You are worth whatever changes it takes to ensure that you a good night’s sleep almost every night. Is getting enough sleep a problem for you? What strategies have you used to make sure you get the sleep you need? Please share your thoughts in the Comments – I would love to hear from you.
For additional information on sleep and your health: Harvard School of Medicine and WebMD – 10 Things to Hate About Sleep Loss and Are You Getting Enough Sleep?
Shari says
Some great tips Gaye. Those time wasters is what I need to be on the look out for. That’s the tough one.
Blessings,
Shari
GC says
Thanks Shari. It’s great to hear from you. Yes, I am really trying to cut down on time wasters!
Gaye
Vashti Quiroz-Vega says
Hi Gaye! Great post! I haven’t been sleeping well lately so it couldn’t have come at a better time. Thank you! 🙂
GC says
Thanks Vashti! I hope that you can figure out a way to get more and more restful sleep. Have a great holiday weekend.
Gaye
Teresa says
Gaye, I work nights – 5 are from 10 pm- 6 am and 1 is 6 pm- 6am. My husband is disabled and does not work, so he sleeps while I am at work. I get home around 6:30 am; sometimes I want to eat before I head to bed, sometimes I just want a small cup of coffee. I try to go to bed between 9-10 am to get up at 5-6 pm. If my husband gets up just after I get home, he wants me to go to bed earlier. If I go to bed too early, I am either getting too much sleep, or getting up after 8 hours and fighting to stay awake at work. I am only off on Thursday, but I try to stay on the same schedule, but my husband wants me to go to bed with him around 10 pm, but I can’t stay in bed because Friday is my 12 hour day so I try to be up between midnight and 6-7 am to get up around 2-3 pm.
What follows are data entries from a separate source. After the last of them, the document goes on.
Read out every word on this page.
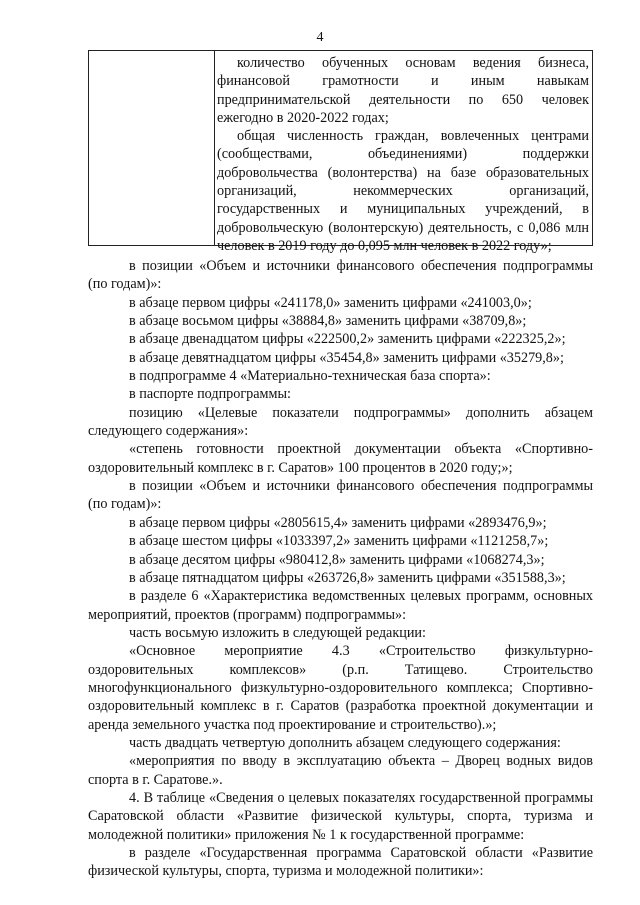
4

количество обученных основам ведения бизнеса, финансовой грамотности и иным навыкам предпринимательской деятельности по 650 человек ежегодно в 2020-2022 годах;

общая численность граждан, вовлеченных центрами (сообществами, объединениями) поддержки добровольчества (волонтерства) на базе образовательных организаций, некоммерческих организаций, государственных и муниципальных учреждений, в добровольческую (волонтерскую) деятельность, с 0,086 млн человек в 2019 году до 0,095 млн человек в 2022 году»;

в позиции «Объем и источники финансового обеспечения подпрограммы (по годам)»:

в абзаце первом цифры «241178,0» заменить цифрами «241003,0»;

в абзаце восьмом цифры «38884,8» заменить цифрами «38709,8»;

в абзаце двенадцатом цифры «222500,2» заменить цифрами «222325,2»;

в абзаце девятнадцатом цифры «35454,8» заменить цифрами «35279,8»;

в подпрограмме 4 «Материально-техническая база спорта»:

в паспорте подпрограммы:

позицию «Целевые показатели подпрограммы» дополнить абзацем следующего содержания»:

«степень готовности проектной документации объекта «Спортивно-оздоровительный комплекс в г. Саратов» 100 процентов в 2020 году;»;

в позиции «Объем и источники финансового обеспечения подпрограммы (по годам)»:

в абзаце первом цифры «2805615,4» заменить цифрами «2893476,9»;

в абзаце шестом цифры «1033397,2» заменить цифрами «1121258,7»;

в абзаце десятом цифры «980412,8» заменить цифрами «1068274,3»;

в абзаце пятнадцатом цифры «263726,8» заменить цифрами «351588,3»;

в разделе 6 «Характеристика ведомственных целевых программ, основных мероприятий, проектов (программ) подпрограммы»:

часть восьмую изложить в следующей редакции:

«Основное мероприятие 4.3 «Строительство физкультурно-оздоровительных комплексов» (р.п. Татищево. Строительство многофункционального физкультурно-оздоровительного комплекса; Спортивно-оздоровительный комплекс в г. Саратов (разработка проектной документации и аренда земельного участка под проектирование и строительство).»;

часть двадцать четвертую дополнить абзацем следующего содержания:

«мероприятия по вводу в эксплуатацию объекта – Дворец водных видов спорта в г. Саратове.».

4. В таблице «Сведения о целевых показателях государственной программы Саратовской области «Развитие физической культуры, спорта, туризма и молодежной политики» приложения № 1 к государственной программе:

в разделе «Государственная программа Саратовской области «Развитие физической культуры, спорта, туризма и молодежной политики»:
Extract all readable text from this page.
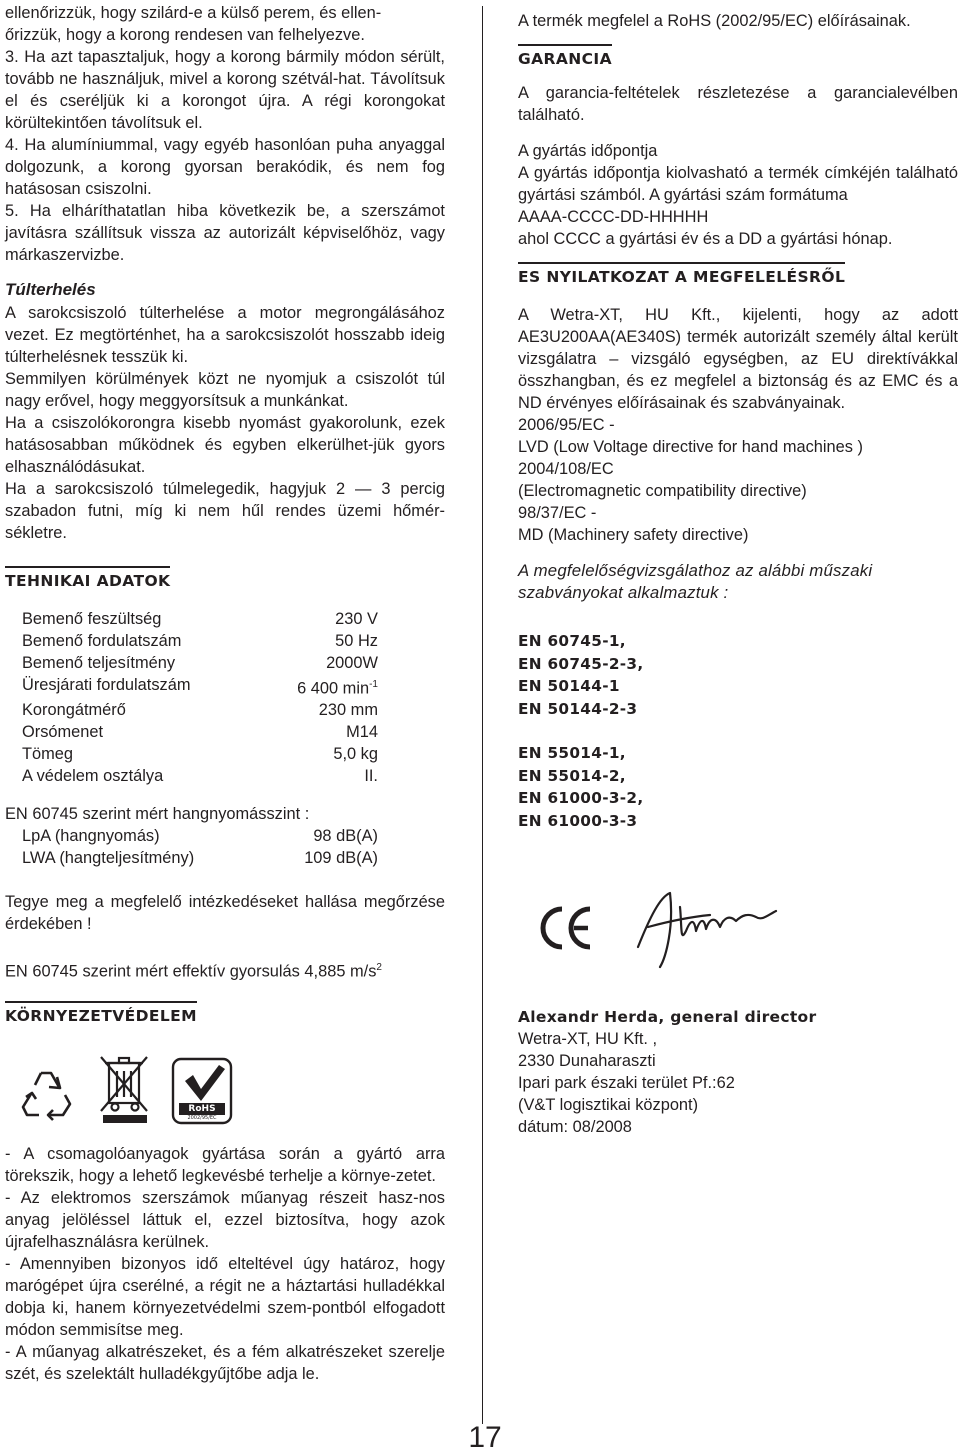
ellenőrizzük, hogy szilárd-e a külső perem, és ellen-

őrizzük, hogy a korong rendesen van felhelyezve.

3. Ha azt tapasztaljuk, hogy a korong bármily módon sérült, tovább ne használjuk, mivel a korong szétvál-hat. Távolítsuk el és cseréljük ki a korongot újra. A régi korongokat körültekintően távolítsuk el.

4. Ha alumíniummal, vagy egyéb hasonlóan puha anyaggal dolgozunk, a korong gyorsan berakódik, és nem fog hatásosan csiszolni.

5. Ha elháríthatatlan hiba következik be, a szerszámot javításra szállítsuk vissza az autorizált képviselőhöz, vagy márkaszervizbe.

Túlterhelés

A sarokcsiszoló túlterhelése a motor megrongálásához vezet. Ez megtörténhet, ha a sarokcsiszolót hosszabb ideig túlterhelésnek tesszük ki.

Semmilyen körülmények közt ne nyomjuk a csiszolót túl nagy erővel, hogy meggyorsítsuk a munkánkat.

Ha a csiszolókorongra kisebb nyomást gyakorolunk, ezek hatásosabban működnek és egyben elkerülhet-jük gyors elhasználódásukat.

Ha a sarokcsiszoló túlmelegedik, hagyjuk 2 — 3 percig szabadon futni, míg ki nem hűl rendes üzemi hőmér-sékletre.

TEHNIKAI ADATOK
Bemenő feszültség	230 V
Bemenő fordulatszám	50 Hz
Bemenő teljesítmény	2000W
Üresjárati fordulatszám	6 400 $\min^{-1}$
Korongátmérő	230 mm
Orsómenet	M14
Tömeg	5,0 kg
A védelem osztálya	II.

EN 60745 szerint mért hangnyomásszint :

LpA (hangnyomás)	98 dB(A)
LWA (hangteljesítmény)	109 dB(A)

Tegye meg a megfelelő intézkedéseket hallása megőrzése érdekében !

EN 60745 szerint mért effektív gyorsulás 4,885 $m/s^2$

KÖRNYEZETVÉDELEM
RoHS
2002/95/EC

- A csomagolóanyagok gyártása során a gyártó arra törekszik, hogy a lehető legkevésbé terhelje a környe-zetet.

- Az elektromos szerszámok műanyag részeit hasz-nos anyag jelöléssel láttuk el, ezzel biztosítva, hogy azok újrafelhasználásra kerülnek.

- Amennyiben bizonyos idő elteltével úgy határoz, hogy marógépet újra cserélné, a régit ne a háztartási hulladékkal dobja ki, hanem környezetvédelmi szem-pontból elfogadott módon semmisítse meg.

- A műanyag alkatrészeket, és a fém alkatrészeket szerelje szét, és szelektált hulladékgyűjtőbe adja le.

A termék megfelel a RoHS (2002/95/EC) előírásainak.

GARANCIA

A garancia-feltételek részletezése a garancialevélben található.

A gyártás időpontja

A gyártás időpontja kiolvasható a termék címkéjén található gyártási számból. A gyártási szám formátuma

AAAA-CCCC-DD-HHHHH

ahol CCCC a gyártási év és a DD a gyártási hónap.

ES NYILATKOZAT A MEGFELELÉSRŐL

A Wetra-XT, HU Kft., kijelenti, hogy az adott AE3U200AA(AE340S) termék autorizált személy által került vizsgálatra – vizsgáló egységben, az EU direktívákkal összhangban, és ez megfelel a biztonság és az EMC és a ND érvényes előírásainak és szabványainak.

2006/95/EC -

LVD (Low Voltage directive for hand machines )

2004/108/EC

(Electromagnetic compatibility directive)

98/37/EC -

MD (Machinery safety directive)

A megfelelőségvizsgálathoz az alábbi műszaki szabványokat alkalmaztuk :

EN 60745-1,

EN 60745-2-3,

EN 50144-1

EN 50144-2-3

EN 55014-1,

EN 55014-2,

EN 61000-3-2,

EN 61000-3-3

Alexandr Herda, general director

Wetra-XT, HU Kft. ,

2330 Dunaharaszti

Ipari park északi terület Pf.:62

(V&T logisztikai központ)

dátum: 08/2008

17
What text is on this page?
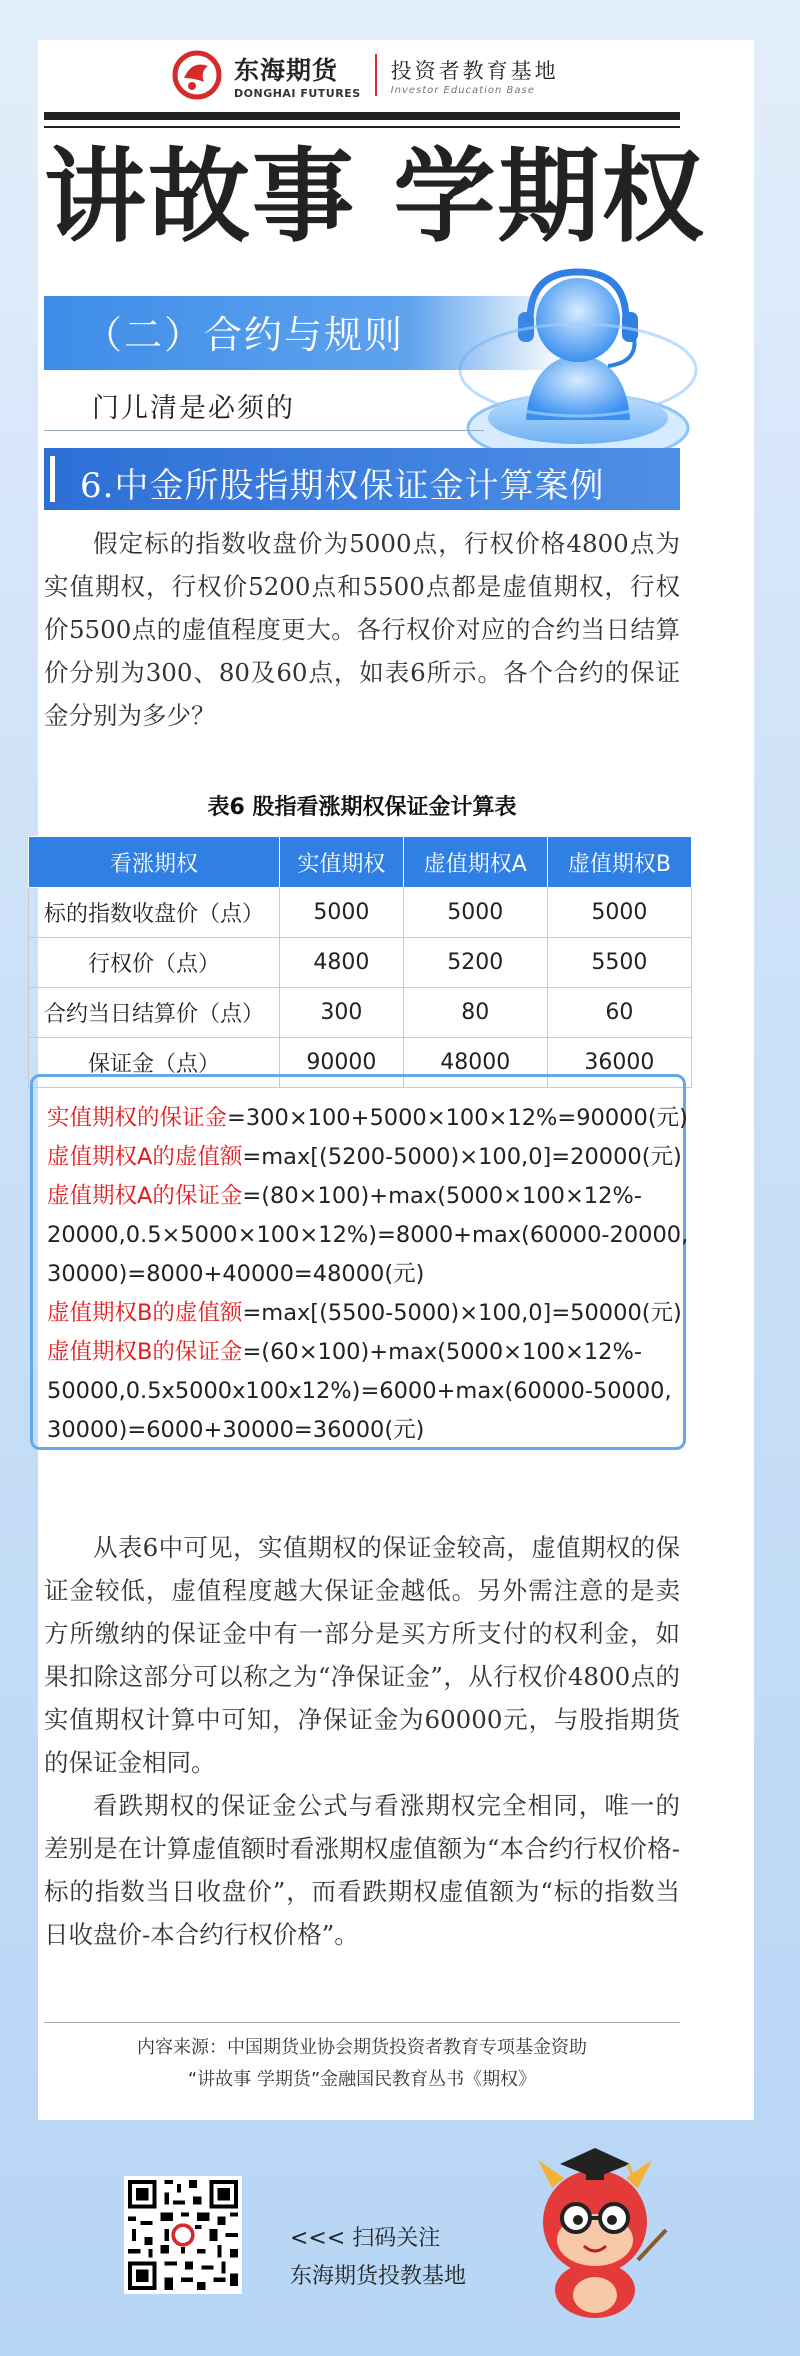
东海期货
DONGHAI FUTURES
投资者教育基地
Investor Education Base
讲故事 学期权
（二）合约与规则
门儿清是必须的
6.中金所股指期权保证金计算案例

假定标的指数收盘价为5000点，行权价格4800点为实值期权，行权价5200点和5500点都是虚值期权，行权价5500点的虚值程度更大。各行权价对应的合约当日结算价分别为300、80及60点，如表6所示。各个合约的保证金分别为多少？

表6 股指看涨期权保证金计算表
看涨期权	实值期权	虚值期权A	虚值期权B
标的指数收盘价（点）	5000	5000	5000
行权价（点）	4800	5200	5500
合约当日结算价（点）	300	80	60
保证金（点）	90000	48000	36000
实值期权的保证金=300×100+5000×100×12%=90000(元)
虚值期权A的虚值额=max[(5200-5000)×100,0]=20000(元)
虚值期权A的保证金=(80×100)+max(5000×100×12%-
20000,0.5×5000×100×12%)=8000+max(60000-20000,
30000)=8000+40000=48000(元)
虚值期权B的虚值额=max[(5500-5000)×100,0]=50000(元)
虚值期权B的保证金=(60×100)+max(5000×100×12%-
50000,0.5x5000x100x12%)=6000+max(60000-50000,
30000)=6000+30000=36000(元)

从表6中可见，实值期权的保证金较高，虚值期权的保证金较低，虚值程度越大保证金越低。另外需注意的是卖方所缴纳的保证金中有一部分是买方所支付的权利金，如果扣除这部分可以称之为“净保证金”，从行权价4800点的实值期权计算中可知，净保证金为60000元，与股指期货的保证金相同。

看跌期权的保证金公式与看涨期权完全相同，唯一的差别是在计算虚值额时看涨期权虚值额为“本合约行权价格-标的指数当日收盘价”，而看跌期权虚值额为“标的指数当日收盘价-本合约行权价格”。

内容来源：中国期货业协会期货投资者教育专项基金资助
“讲故事 学期货”金融国民教育丛书《期权》
<<< 扫码关注
东海期货投教基地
Because I am not home with him, he doesn’t stay up at night to wait for me to come home. It’s frustrating when he wants me to cuddle with him in bed and I know I need to stay up to keep my schedule.
GC says
Hi Teresa – That is a very tough work and sleep schedule. I can see why your husband wants to spend time in bed together, but it seems like he may need to accommodate your schedule a bit more, since his is more flexible. Praying that you will be able together to come up with a better solution.